I ask her about this week's adjourned High Court challenge to the Home Secretary, alleging that the 3,000 children in prison face brutal and illegal regimes. The court will be asked to rule that their exemption from the Children Act is unlawful. Does she agree? "I cannot see any reason why children in prison should not be protected under the Children Act in the same way as they would be if they were held in local authority units or children's homes.
"It would give protection to the prison service as well as to the children. At present, it has no protection against having to treat children badly. If prisons were covered by the act and a child faced significant harm, then some action would have to be taken. A prison could refuse to take a child."
On political interference in sentencing, she is surprisingly bullish. When I ask about who should rule on the fate of "life means life" prisoners, she says: "That is a matter for the judiciary." So judges should decide Myra Hindley's future? "I never comment on individual cases," she says. We leave it there, but at the end of the interview, she says again: "I'm very careful not to talk about Myra Hindley and the Bulgers."
A Home Office press officer jumps in. "I think there was some confusion in the interview about full-life tariffs and you saying it was a matter for the judiciary," she says to Owers, who replies: "I meant it was a matter for the courts to have the final say on all those things." "But the debate about full-life tariffs is whether it's for the courts or the Home Secretary," the press officer says, slightly desperately.

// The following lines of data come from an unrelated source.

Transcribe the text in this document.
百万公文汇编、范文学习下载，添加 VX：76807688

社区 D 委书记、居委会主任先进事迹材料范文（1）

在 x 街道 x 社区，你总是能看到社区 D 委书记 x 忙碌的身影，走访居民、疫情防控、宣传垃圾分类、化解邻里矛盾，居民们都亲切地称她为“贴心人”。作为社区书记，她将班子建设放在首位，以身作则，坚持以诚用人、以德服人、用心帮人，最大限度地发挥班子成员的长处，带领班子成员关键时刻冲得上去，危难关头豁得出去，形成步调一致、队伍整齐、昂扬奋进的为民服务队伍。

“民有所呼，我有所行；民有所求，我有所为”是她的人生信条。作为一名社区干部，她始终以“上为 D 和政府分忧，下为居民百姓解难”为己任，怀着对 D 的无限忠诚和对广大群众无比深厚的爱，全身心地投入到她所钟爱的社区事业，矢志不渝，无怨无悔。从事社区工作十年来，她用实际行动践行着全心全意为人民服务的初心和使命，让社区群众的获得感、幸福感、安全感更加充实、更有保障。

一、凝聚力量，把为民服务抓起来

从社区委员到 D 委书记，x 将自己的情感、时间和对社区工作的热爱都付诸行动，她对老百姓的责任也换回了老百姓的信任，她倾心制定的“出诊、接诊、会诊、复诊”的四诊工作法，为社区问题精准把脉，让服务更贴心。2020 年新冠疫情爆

I wait for Owers to climb down from this precipice of conflict between Blunkett and the Lord Chief Justice, but she does not budge. "There's no reason why the courts can't set full-life tariffs. In Scotland and Northern Ireland, they decided in advance of the Human Rights Act to take tariffs away from the Secretary of State and give it to the judges. As a result, tariffs were longer. There is no reason to think judges will be soft."

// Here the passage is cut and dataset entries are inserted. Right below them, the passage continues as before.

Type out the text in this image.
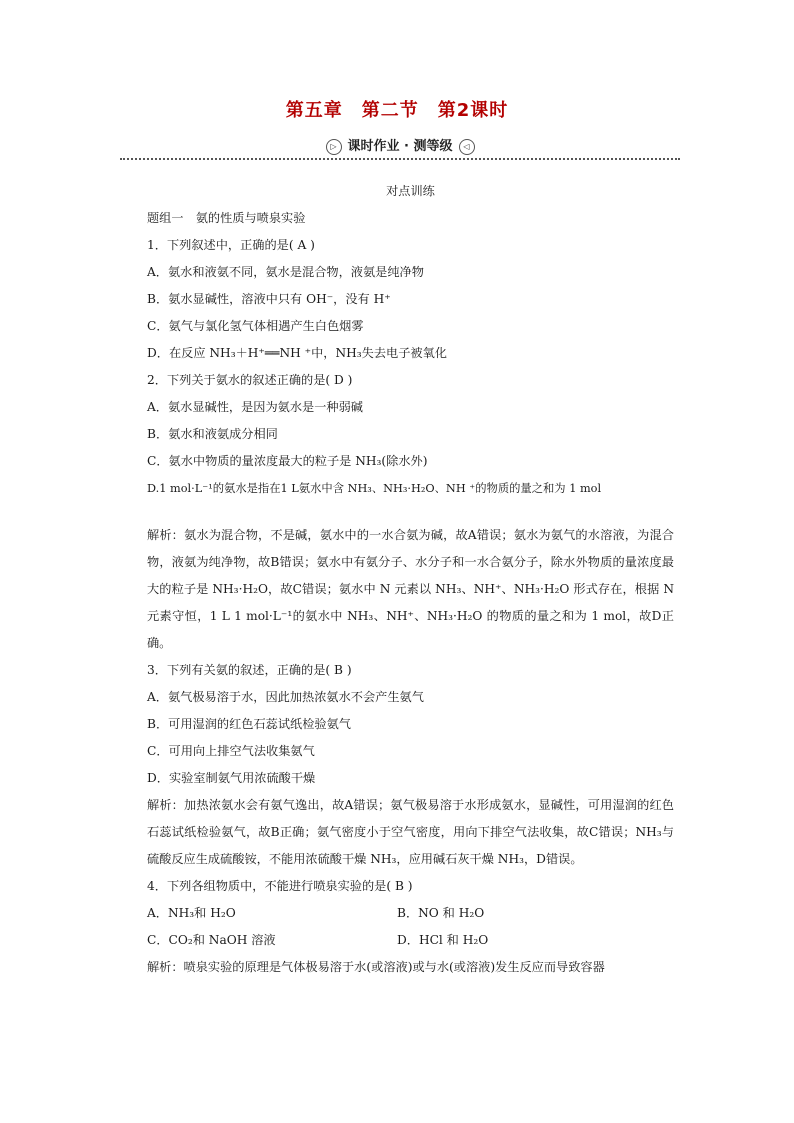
第五章　第二节　第2课时
▷ 课时作业 · 测等级 ◁
对点训练
题组一　氨的性质与喷泉实验
1．下列叙述中，正确的是( A )
A．氨水和液氨不同，氨水是混合物，液氨是纯净物
B．氨水显碱性，溶液中只有 OH⁻，没有 H⁺
C．氨气与氯化氢气体相遇产生白色烟雾
D．在反应 NH₃＋H⁺══NH ⁺中，NH₃失去电子被氧化
2．下列关于氨水的叙述正确的是( D )
A．氨水显碱性，是因为氨水是一种弱碱
B．氨水和液氨成分相同
C．氨水中物质的量浓度最大的粒子是 NH₃(除水外)
D.1 mol·L⁻¹的氨水是指在1 L氨水中含 NH₃、NH₃·H₂O、NH ⁺的物质的量之和为 1 mol
解析：氨水为混合物，不是碱，氨水中的一水合氨为碱，故A错误；氨水为氨气的水溶液，为混合物，液氨为纯净物，故B错误；氨水中有氨分子、水分子和一水合氨分子，除水外物质的量浓度最大的粒子是 NH₃·H₂O，故C错误；氨水中 N 元素以 NH₃、NH⁺、NH₃·H₂O 形式存在，根据 N 元素守恒，1 L 1 mol·L⁻¹的氨水中 NH₃、NH⁺、NH₃·H₂O 的物质的量之和为 1 mol，故D正确。
3．下列有关氨的叙述，正确的是( B )
A．氨气极易溶于水，因此加热浓氨水不会产生氨气
B．可用湿润的红色石蕊试纸检验氨气
C．可用向上排空气法收集氨气
D．实验室制氨气用浓硫酸干燥
解析：加热浓氨水会有氨气逸出，故A错误；氨气极易溶于水形成氨水，显碱性，可用湿润的红色石蕊试纸检验氨气，故B正确；氨气密度小于空气密度，用向下排空气法收集，故C错误；NH₃与硫酸反应生成硫酸铵，不能用浓硫酸干燥 NH₃，应用碱石灰干燥 NH₃，D错误。
4．下列各组物质中，不能进行喷泉实验的是( B )
A．NH₃和 H₂O	B．NO 和 H₂O
C．CO₂和 NaOH 溶液	D．HCl 和 H₂O
解析：喷泉实验的原理是气体极易溶于水(或溶液)或与水(或溶液)发生反应而导致容器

In a separate human rights decision, the European Court has just ordered the release of 900 prisoners whose sentences had been illegally extended by governors. The Home Office now faces paying out millions in compensation. Owers, as a member of the government's human-rights task force, had forecast this nemesis long ago.
In Scotland, the prison service heeded the warning. In England and Wales, it did not. Now, as Owers warns, the Human Rights Act may be invoked against dire prisons. She stresses that she is not a "scaremonger" predicting a flood of actions. None the less, some conditions - squalid shared cells included - may meet the high threshold needed to satisfy a court of "inhuman and degrading treatment".

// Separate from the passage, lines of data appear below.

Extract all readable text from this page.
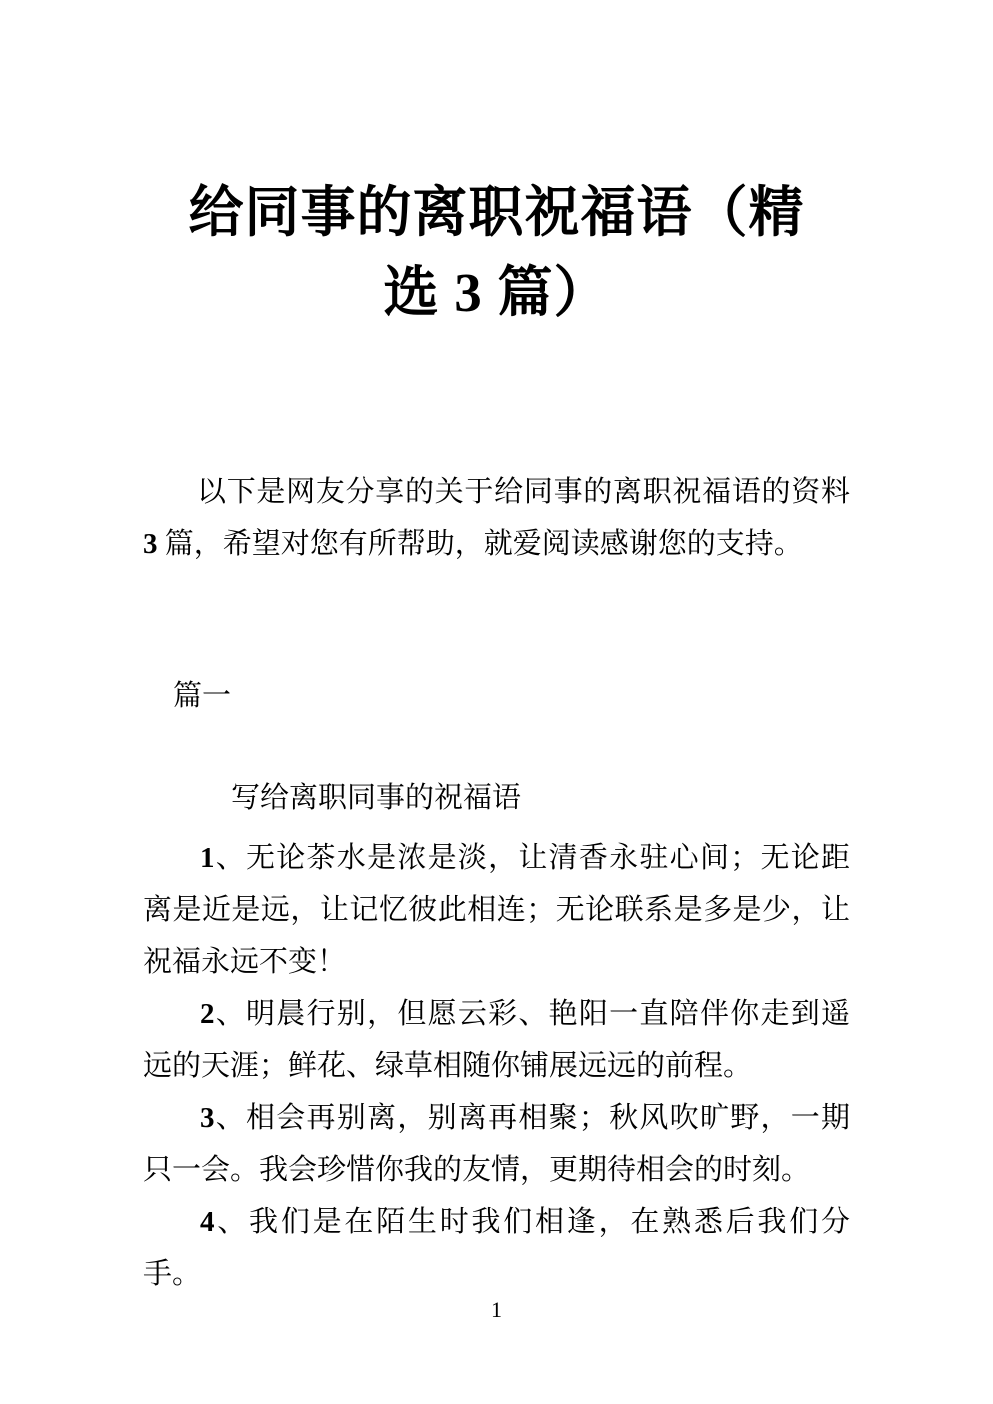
给同事的离职祝福语（精
选 3 篇）

以下是网友分享的关于给同事的离职祝福语的资料 3 篇，希望对您有所帮助，就爱阅读感谢您的支持。

篇一

写给离职同事的祝福语

1、无论茶水是浓是淡，让清香永驻心间；无论距离是近是远，让记忆彼此相连；无论联系是多是少，让祝福永远不变！

2、明晨行别，但愿云彩、艳阳一直陪伴你走到遥远的天涯；鲜花、绿草相随你铺展远远的前程。

3、相会再别离，别离再相聚；秋风吹旷野，一期只一会。我会珍惜你我的友情，更期待相会的时刻。

4、我们是在陌生时我们相逢，在熟悉后我们分手。

1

"My feeling, and that of many governors, is that we are much nearer to breaches of the Human Rights Act than a year ago. It is something the government should alert the prison service to. We're getting closer to a situation where human rights becomes a critical issue. Because of overcrowding, there could now be cases which cause serious human rights concerns." Observing human rights, she says, would also protect the prison service from breaching its own standards.
Even so, the message sounds stark. When a steely chief inspector sketches a regime of prison regulation more fierce, and potentially far more costly than her own brand, it is time for Mr Blunkett to get worried.